Tue Sep 11 12:50:11 CEST 2007

Tim Golden wrote:
> Tim Michelsen wrote:
>> Hello,
>> I want to process some files encoded in latin-1 (iso-8859-1) in my 
>> python script that I write on Ubuntu which has UTF-8 as standard encoding.
> 
> Not sure what you mean by "standard encoding" (is this an Ubuntu
> thing?) 

Probably referring to the encoding the terminal application expects - 
writing latin-1 chars when the terminal expects utf-8 will not work well.

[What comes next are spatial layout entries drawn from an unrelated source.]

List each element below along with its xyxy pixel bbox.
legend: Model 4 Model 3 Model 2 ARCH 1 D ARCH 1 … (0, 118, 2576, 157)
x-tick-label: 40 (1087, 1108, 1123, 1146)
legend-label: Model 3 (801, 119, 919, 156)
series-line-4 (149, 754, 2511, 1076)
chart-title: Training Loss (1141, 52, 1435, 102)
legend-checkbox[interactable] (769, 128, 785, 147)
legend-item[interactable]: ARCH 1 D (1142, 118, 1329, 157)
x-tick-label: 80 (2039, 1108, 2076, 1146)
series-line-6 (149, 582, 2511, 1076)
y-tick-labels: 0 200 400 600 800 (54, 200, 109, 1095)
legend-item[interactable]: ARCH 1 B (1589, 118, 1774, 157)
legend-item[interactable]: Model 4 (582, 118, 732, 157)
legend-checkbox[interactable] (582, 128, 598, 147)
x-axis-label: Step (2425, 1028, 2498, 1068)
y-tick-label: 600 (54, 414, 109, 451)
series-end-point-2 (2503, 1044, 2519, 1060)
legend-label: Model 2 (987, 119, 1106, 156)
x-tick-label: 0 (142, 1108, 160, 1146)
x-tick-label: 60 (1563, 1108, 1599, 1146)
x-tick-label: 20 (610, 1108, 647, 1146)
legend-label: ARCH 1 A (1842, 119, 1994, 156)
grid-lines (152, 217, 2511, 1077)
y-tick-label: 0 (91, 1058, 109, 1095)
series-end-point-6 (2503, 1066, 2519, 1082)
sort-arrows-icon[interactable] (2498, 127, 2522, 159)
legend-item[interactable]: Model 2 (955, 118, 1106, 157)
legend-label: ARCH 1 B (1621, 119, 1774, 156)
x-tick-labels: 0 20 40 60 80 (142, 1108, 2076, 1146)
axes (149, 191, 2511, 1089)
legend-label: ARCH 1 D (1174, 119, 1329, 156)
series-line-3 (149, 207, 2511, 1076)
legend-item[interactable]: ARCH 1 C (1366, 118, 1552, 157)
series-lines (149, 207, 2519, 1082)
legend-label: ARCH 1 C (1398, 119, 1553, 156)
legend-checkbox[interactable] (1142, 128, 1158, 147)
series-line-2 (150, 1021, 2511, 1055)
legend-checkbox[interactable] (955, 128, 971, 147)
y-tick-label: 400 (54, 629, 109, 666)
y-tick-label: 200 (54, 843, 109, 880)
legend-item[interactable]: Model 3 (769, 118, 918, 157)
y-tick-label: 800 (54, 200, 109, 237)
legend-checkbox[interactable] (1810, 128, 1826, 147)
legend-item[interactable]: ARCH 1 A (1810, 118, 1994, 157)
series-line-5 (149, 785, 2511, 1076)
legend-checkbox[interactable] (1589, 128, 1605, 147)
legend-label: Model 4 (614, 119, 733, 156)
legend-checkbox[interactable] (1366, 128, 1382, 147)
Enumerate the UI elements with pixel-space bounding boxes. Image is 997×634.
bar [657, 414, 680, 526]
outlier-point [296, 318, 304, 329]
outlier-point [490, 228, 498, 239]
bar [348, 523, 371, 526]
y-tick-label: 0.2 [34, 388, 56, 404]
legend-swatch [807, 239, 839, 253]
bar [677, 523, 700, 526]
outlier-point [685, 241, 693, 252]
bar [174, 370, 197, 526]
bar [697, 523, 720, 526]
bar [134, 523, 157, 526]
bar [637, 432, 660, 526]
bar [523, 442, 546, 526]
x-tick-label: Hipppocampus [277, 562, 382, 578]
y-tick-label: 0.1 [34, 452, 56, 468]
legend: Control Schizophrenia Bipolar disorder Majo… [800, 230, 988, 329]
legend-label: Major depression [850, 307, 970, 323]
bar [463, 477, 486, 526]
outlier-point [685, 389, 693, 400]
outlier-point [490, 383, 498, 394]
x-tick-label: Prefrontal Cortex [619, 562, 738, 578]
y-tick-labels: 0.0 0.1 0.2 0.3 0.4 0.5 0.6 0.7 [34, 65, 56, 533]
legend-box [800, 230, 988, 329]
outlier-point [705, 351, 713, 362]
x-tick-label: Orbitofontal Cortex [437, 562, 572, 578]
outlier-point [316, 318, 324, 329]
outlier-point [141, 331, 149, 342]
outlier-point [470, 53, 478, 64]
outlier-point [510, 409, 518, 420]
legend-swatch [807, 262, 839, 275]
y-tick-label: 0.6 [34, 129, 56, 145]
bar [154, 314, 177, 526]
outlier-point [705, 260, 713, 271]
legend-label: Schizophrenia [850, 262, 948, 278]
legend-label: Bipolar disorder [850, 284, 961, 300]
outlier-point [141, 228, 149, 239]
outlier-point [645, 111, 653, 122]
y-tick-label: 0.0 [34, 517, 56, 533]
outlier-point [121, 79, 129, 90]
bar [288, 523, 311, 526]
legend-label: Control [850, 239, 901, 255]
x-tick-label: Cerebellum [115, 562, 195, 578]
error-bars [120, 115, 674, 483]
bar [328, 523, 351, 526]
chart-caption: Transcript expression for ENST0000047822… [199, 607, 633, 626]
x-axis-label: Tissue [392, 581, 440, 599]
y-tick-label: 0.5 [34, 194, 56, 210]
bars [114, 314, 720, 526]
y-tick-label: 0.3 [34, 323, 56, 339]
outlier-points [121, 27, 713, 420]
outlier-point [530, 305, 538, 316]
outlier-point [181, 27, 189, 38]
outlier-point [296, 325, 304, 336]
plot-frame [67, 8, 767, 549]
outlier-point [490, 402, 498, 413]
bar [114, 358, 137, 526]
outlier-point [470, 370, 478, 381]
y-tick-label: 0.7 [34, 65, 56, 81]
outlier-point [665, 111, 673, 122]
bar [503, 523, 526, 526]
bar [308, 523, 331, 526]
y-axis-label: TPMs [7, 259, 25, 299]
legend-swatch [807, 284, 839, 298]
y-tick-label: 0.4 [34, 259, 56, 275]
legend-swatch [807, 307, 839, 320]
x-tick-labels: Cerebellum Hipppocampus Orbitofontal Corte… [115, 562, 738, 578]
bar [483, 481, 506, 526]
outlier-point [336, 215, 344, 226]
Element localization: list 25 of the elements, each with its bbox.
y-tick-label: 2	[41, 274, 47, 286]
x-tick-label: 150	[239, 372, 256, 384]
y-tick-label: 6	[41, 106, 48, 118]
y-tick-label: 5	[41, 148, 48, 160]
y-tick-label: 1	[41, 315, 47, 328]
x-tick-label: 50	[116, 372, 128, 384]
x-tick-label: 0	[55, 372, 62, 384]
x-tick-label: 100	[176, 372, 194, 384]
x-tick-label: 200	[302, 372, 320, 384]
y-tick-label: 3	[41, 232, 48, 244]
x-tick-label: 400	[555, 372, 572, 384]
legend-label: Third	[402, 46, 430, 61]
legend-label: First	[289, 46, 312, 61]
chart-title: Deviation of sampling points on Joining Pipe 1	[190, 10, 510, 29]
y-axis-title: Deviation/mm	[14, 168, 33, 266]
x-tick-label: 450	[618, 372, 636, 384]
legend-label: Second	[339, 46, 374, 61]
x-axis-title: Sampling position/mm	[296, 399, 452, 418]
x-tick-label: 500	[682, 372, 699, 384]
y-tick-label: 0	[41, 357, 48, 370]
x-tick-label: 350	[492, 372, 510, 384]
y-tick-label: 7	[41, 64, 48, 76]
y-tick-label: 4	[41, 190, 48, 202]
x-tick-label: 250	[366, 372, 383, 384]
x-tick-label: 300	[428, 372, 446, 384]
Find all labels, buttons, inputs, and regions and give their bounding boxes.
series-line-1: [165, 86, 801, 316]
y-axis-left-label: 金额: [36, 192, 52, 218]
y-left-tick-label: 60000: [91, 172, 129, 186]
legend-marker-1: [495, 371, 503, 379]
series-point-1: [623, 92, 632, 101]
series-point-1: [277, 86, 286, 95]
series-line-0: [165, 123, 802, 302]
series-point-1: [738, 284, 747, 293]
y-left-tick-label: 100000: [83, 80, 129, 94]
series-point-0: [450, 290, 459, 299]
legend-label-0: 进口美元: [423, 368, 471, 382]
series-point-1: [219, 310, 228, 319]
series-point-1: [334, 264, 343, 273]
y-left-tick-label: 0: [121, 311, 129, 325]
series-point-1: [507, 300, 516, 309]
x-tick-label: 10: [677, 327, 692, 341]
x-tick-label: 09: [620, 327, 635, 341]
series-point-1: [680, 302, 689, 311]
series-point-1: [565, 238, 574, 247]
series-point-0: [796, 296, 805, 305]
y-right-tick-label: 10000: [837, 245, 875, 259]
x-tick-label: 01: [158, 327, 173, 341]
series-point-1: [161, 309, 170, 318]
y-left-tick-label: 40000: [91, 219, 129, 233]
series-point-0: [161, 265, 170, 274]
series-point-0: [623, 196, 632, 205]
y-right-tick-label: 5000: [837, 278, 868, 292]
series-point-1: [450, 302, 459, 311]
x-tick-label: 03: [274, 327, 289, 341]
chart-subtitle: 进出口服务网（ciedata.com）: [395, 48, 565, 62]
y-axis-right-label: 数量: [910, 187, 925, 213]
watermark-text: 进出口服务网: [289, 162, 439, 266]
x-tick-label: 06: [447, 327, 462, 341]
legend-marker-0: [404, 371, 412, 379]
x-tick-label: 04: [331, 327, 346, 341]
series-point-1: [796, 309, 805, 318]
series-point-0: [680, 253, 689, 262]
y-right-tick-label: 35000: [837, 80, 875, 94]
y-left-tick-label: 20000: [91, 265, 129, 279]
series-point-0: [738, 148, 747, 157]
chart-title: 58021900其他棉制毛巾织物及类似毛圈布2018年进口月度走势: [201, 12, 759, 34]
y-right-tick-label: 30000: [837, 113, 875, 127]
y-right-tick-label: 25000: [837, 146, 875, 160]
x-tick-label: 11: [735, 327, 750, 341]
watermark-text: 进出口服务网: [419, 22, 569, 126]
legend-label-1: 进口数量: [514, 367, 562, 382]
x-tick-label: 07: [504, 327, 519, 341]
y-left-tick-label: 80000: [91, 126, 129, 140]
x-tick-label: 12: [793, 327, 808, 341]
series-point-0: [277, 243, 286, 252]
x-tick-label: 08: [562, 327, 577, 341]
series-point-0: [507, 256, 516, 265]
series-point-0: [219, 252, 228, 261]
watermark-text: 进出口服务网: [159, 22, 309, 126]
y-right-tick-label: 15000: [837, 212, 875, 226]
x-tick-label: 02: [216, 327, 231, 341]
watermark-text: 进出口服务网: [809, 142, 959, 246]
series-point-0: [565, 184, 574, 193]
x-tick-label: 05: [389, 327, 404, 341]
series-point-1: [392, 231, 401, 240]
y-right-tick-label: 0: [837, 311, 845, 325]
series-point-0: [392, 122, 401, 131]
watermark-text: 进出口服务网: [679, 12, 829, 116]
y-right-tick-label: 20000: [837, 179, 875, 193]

Python also has a default encoding but that is ascii unless you change 
it yourself.

> In this case, assuming you have files in iso-8859-1, something
> like this:
> 
> <code>
> import codecs
> 
> filenames = ['a.txt', 'b.txt', 'c.txt']
> for filename in filenames:
>    f = codecs.open (filename, encoding="iso-8859-1")
>    text = f.read ()
>    #
>    # If you want to re-encode this -- not sure why --

This is needed to put the text into the proper encoding for the 
terminal. If you print a unicode string directly it will be encoded 
using the system default encoding (ascii) which will fail:

In [13]: print u'\xe2'
------------------------------------------------------------
Traceback (most recent call last):
   File "<ipython console>", line 1, in <module>
<type 'exceptions.UnicodeEncodeError'>: 'ascii' codec can't encode 
character u'\xe2' in position 0: ordinal not in range(128)

In [14]: print u'\xe2'.encode('utf-8')
â

>    # you could do this:
>    # text = text.encode ("utf-8")
>    print repr (text)

No, not repr, that will print with \ escapes and quotes.

In [15]: print repr(u'\xe2'.encode('utf-8'))
'\xc3\xa2'

And he may not want to change text itself to utf-8. Just
print text.encode('utf-8')

Kent